Introducing Threatest
Threatest is a CLI and Go framework that helps writing end-to-end tests for threat detection rules. It allows you to easily define test scenarios where you detonate an attack technique then expect an alert to have been created on an external platform.
Threatest supports detonating attacks through several ways: using Stratus Red Team or the AWS SDK for cloud attacks and executing a remote (over SSH) or local bash command for OS-level attacks. It then uses the Datadog API to verify that the expected alert was created.
Let’s have a look at how to use Threatest in practice.
Using Threatest as a CLI
First, we define a scenario as YAML. Here, we detonate the Stratus Red Team attack technique "Exfiltration of an EBS snapshot" and verify that the corresponding alert is created in Datadog.
scenarios:
- name: Exfiltrating an EBS snapshot
detonate:
stratusRedTeamDetonator:
attackTechnique: aws.exfiltration.ec2-share-ebs-snapshot
expectations:
- timeout: 15m
datadogSecuritySignal:
name: "AWS EBS Snapshot possible exfiltration"
Then, we run it using the CLI:
threatest run scenario.threatest.yaml
Threatest will invoke Stratus Red Team programmatically to detonate the attack technique and then poll the Datadog API until the expected alert shows up. Finally, it will close the alert in the Datadog platform.
INFO[0000] Running 1 scenarios with a parallelism of 1
Detonating 'aws.exfiltration.ec2-share-ebs-snapshot' with Stratus Red Team
Execution ID:c59242de-a4de-4c8f-a5ae-145e5c484820
INFO[0104] Scenario 'Exfiltrating an EBS snapshot' passed in 104.16 seconds
Using Threatest as a Go framework
You can also use Threatest programatically. First, we import it and instantiate it:
import (
...
. "github.com/datadog/threatest/pkg/threatest"
)
func TestDetection(t *testing.T) {
threatest := Threatest()
}
Next, we create a scenario, similar to the first example above:
ttp := StratusRedTeamTechnique("aws.exfiltration.ec2-share-ebs-snapshot")
threatest.Scenario("Exfiltrating an EBS snapshot").
WhenDetonating(ttp).
Expect(DatadogSecuritySignal("AWS EBS Snapshot possible exfiltration")).
WithTimeout(15 * time.Minute)
Then, we run the scenario:
require.NoError(t, threatest.Run())
Finally, we run our test.
$ go test detection_test.go -v
=== RUN TestDetection
Detonating 'aws.exfiltration.ec2-share-ebs-snapshot' with Stratus Red Team
Execution ID:5b24cd0e-d4d5-4984-8d67-a2ab3073216c
--- PASS: TestDetection (92.34s)
PASS
ok command-line-arguments 93.296s
Again, if the expected alert hasn’t triggered after the specified timeout, Threatest will raise an error:
detection_test.go:21:
Error Trace: detection_test.go:21
Error: Received unexpected error:
At least one scenario failed:
Exfiltrating an EBS snapshot: 1 assertions did not pass
=> Did not find Datadog security signal 'AWS EBS Snapshot possible exfiltration'
--- FAIL: TestDetection (948.09s)
Head over to the examples section of our repository to see additional ways of using Threatest, including how to detonate commands over SSH or use it along with Terratest.

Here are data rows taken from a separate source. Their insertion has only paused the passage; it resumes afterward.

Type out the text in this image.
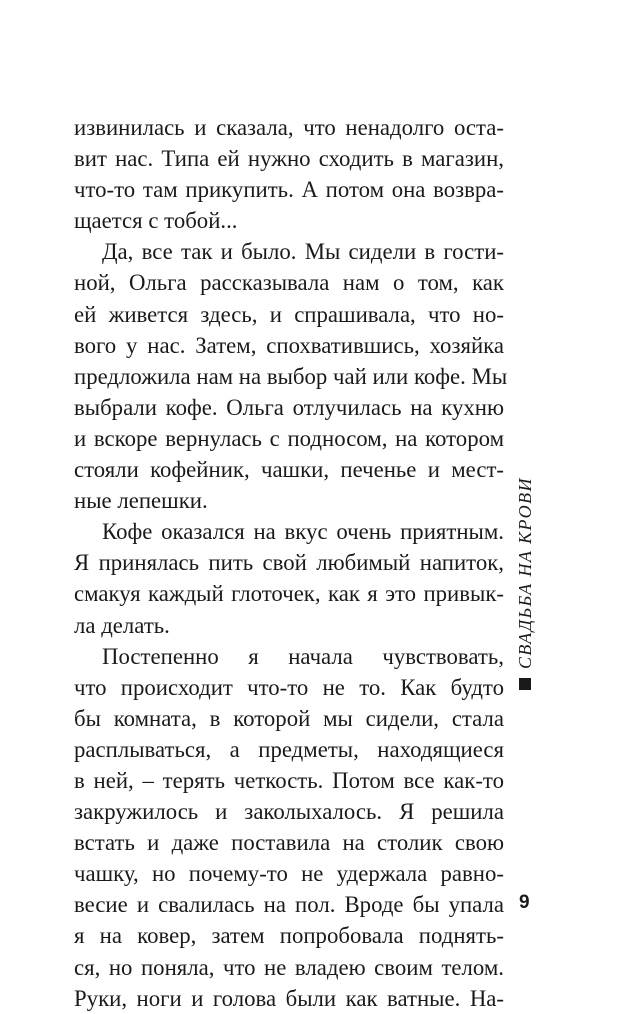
извинилась и сказала, что ненадолго оста-
вит нас. Типа ей нужно сходить в магазин,
что-то там прикупить. А потом она возвра-
щается с тобой...
Да, все так и было. Мы сидели в гости-
ной, Ольга рассказывала нам о том, как
ей живется здесь, и спрашивала, что но-
вого у нас. Затем, спохватившись, хозяйка
предложила нам на выбор чай или кофе. Мы
выбрали кофе. Ольга отлучилась на кухню
и вскоре вернулась с подносом, на котором
стояли кофейник, чашки, печенье и мест-
ные лепешки.
Кофе оказался на вкус очень приятным.
Я принялась пить свой любимый напиток,
смакуя каждый глоточек, как я это привык-
ла делать.
Постепенно я начала чувствовать,
что происходит что-то не то. Как будто
бы комната, в которой мы сидели, стала
расплываться, а предметы, находящиеся
в ней, – терять четкость. Потом все как-то
закружилось и заколыхалось. Я решила
встать и даже поставила на столик свою
чашку, но почему-то не удержала равно-
весие и свалилась на пол. Вроде бы упала
я на ковер, затем попробовала поднять-
ся, но поняла, что не владею своим телом.
Руки, ноги и голова были как ватные. На-
СВАДЬБА НА КРОВИ
9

How we use Threatest at Datadog
We built Threatest to meet our needs for testing out-of-the-box detection rules that ship with our Datadog Cloud SIEM and Cloud Workload Security products, as well as rules used internally by our threat detection team.
What’s Next
Open source is at the core of engineering culture at Datadog. We wanted to ensure the community could benefit from Threatest early on and participate in its development.
Moving forward, we are eager to add support for platforms other than Datadog in Threatest, and we’d love to collaborate. Feel free to open an issue on the repository and we’ll be happy to chat. We also plan to add additional detonators such as running commands inside a container or Kubernetes pod and detonating commands locally or remotely using Atomic Red Team.
We hope Threatest will advance the state of end-to-end threat detection testing, and we can’t wait to hear from you!